How to Find Walleyes
By: Cory Schmidt
If there’s one thing you learn in over 30 years of chasing walleyes, it’s that good spots are good spots, sometimes even independent of the season. Along the location trail, it’s common to uncover spots that look appealing on a lake map, but don’t attract walleyes because they lack baitfish, vegetation, or other critical habitat; or sometimes it’s as simple as the structure is in the wrong part of the lake; or it’s not exposed to the right current or wind.
Humps are examples of a seemingly obvious location that often fails to consistently attract walleyes. Humps in many lakes and reservoirs are classic boom-or-bust locations. At least during summer, you might check a few favorite humps every time you fish a particular lake because you’ve found good fish there often enough to make the search worthwhile.

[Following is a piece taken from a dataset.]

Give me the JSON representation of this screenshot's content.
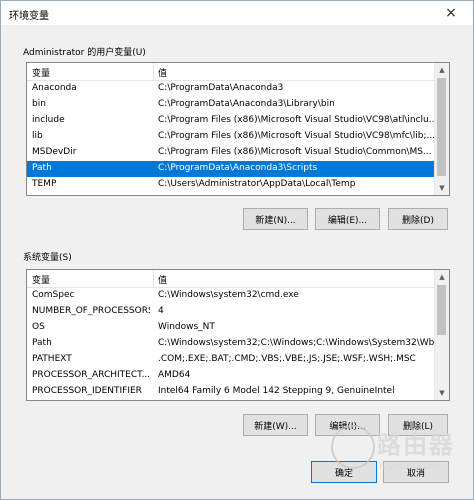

On many lakes, humps serve as temporary feeding zones, visited by pods of walleyes during short periods of time. The chances of you landing on the hump when walleyes are there aren’t good. Nor is it always easy to predict when fish move onto such structures. But on clear lakes, humps or sunken islands with rock or hard bottom seem to be most consistent during the low-light phases in summer and early fall. On some lakes, fishing pressure can throw a wrench in such calculations, pushing fish off prime humps and other structure and onto non-descript sections of shoreline breaks or expansive flats.